Le vœu de l’État, affiché dans le projet de pacte sur le nickel et relatif à l’approvision- nement de l’Europe en métaux critiques, se concrétisera-t-il ici par l’arrivée d’un industriel français, allemand ou italien ? À condition qu’une raffinerie voit le jour dans « le vieux continent ».

Yann Mainguet

L’Usoenc veut des actions d’urgence

La sous-traitance de KNS craint des effets catastrophiques après l’annonce du retrait de Glencore et la mise en sommeil à chaud du site. Membre du comité technique de la cellule de soutien et d’accompagnement de la filière nickel, l’Usoenc invite à prendre des mesures d’urgence « pour sauver nos usines ». Primo, « dégager une enveloppe budgétaire pour pouvoir aider les entreprises en difficulté », note Alexis Falematagia. Mais face à la probable insuffisance de ces soutiens des collectivités calédoniennes, le syndicat demande à l’État « de transposer » ses aides déployées lors de plans de sauvegarde de l’emploi.

Secundo, l’Usoenc propose « un aménagement temporaire du code minier sur les ressources géo-graphiques métallurgiques. Il faut exporter » du minerai brut « sous certaines conditions ». Au-delà d’une mutualisation des moyens entre les usines pour faire baisser les coûts, les représentants de l’Union pensent à l’instauration d’« un plan d’investissement clair et constant dans l’outil de travail », parce que « les usines sont vieillissantes ».
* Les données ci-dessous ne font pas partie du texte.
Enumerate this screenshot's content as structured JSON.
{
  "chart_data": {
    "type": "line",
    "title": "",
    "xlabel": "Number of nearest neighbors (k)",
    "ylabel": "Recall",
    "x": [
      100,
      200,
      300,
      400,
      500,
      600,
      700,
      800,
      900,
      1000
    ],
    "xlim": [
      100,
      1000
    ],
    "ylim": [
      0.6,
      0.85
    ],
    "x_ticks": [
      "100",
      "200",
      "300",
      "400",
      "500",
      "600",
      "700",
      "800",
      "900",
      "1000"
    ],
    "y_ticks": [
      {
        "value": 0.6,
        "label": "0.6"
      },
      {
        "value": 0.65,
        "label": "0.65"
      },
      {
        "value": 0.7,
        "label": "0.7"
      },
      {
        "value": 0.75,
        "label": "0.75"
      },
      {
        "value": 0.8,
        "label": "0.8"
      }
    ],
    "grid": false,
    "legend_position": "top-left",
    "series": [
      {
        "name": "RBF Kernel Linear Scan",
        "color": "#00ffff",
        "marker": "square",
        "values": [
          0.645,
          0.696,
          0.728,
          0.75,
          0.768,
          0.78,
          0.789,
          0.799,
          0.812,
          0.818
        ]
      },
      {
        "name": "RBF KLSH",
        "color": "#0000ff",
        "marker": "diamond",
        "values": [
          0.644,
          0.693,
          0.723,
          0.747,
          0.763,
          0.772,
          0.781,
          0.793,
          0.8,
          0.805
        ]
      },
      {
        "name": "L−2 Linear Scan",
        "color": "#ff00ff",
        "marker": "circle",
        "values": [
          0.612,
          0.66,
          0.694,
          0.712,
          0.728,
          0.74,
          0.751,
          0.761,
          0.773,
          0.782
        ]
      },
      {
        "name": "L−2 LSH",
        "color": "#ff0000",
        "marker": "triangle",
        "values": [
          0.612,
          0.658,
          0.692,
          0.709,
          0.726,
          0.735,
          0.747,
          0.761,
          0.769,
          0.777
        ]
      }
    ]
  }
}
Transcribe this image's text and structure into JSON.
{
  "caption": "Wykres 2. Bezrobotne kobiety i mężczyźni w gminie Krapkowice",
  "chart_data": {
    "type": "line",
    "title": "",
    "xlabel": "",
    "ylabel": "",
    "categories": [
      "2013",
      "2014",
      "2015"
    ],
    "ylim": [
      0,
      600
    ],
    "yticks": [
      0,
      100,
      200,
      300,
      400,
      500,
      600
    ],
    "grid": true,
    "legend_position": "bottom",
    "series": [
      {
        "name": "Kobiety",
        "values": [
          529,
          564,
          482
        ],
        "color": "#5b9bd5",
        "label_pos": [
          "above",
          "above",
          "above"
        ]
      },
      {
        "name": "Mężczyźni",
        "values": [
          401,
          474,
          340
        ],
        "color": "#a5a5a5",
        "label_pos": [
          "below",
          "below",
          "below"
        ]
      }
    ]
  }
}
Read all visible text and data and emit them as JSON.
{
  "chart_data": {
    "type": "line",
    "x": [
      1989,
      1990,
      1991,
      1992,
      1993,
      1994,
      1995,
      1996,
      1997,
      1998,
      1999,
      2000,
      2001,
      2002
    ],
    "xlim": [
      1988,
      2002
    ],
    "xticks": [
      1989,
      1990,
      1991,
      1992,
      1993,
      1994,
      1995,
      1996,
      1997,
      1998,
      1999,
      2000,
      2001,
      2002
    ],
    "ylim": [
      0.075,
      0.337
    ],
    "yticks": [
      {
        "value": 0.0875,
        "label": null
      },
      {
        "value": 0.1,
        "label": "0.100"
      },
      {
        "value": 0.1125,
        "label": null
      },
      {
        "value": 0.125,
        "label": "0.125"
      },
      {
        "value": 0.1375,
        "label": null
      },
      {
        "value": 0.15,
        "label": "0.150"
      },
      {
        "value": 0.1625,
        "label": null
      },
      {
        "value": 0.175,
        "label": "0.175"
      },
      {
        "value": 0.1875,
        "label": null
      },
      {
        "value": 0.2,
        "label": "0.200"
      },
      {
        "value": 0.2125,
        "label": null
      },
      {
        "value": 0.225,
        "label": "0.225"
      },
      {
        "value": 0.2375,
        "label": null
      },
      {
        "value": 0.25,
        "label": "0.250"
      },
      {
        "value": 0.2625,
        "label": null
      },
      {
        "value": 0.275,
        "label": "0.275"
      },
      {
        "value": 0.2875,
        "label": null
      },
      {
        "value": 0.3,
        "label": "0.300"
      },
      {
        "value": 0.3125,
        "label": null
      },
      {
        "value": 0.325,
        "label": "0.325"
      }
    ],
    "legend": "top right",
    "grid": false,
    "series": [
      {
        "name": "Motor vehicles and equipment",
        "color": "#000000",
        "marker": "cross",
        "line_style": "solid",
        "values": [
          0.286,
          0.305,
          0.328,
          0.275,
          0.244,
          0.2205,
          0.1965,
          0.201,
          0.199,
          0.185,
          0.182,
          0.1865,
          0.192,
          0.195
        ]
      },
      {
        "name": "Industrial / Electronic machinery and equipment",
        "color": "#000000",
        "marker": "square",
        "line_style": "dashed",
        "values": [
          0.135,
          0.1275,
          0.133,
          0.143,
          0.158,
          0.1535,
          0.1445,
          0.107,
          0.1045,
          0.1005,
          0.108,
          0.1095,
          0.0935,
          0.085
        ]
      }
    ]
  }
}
Premières mesures du comité technique

La cellule de soutien et d’accompagnement, initiée par le gouvernement, a réuni en début de semaine son comité technique. Première mesure : le recensement des entreprises et salariés touchés afin de leur faciliter l’accès aux dispositifs d’aide existants. Parallèlement, ce groupe identifie les chantiers publics pouvant être lancés à court terme pour compenser la perte d’activité et s’attache à simplifier les démarches administratives pour leur permettre d’atteindre ces marchés.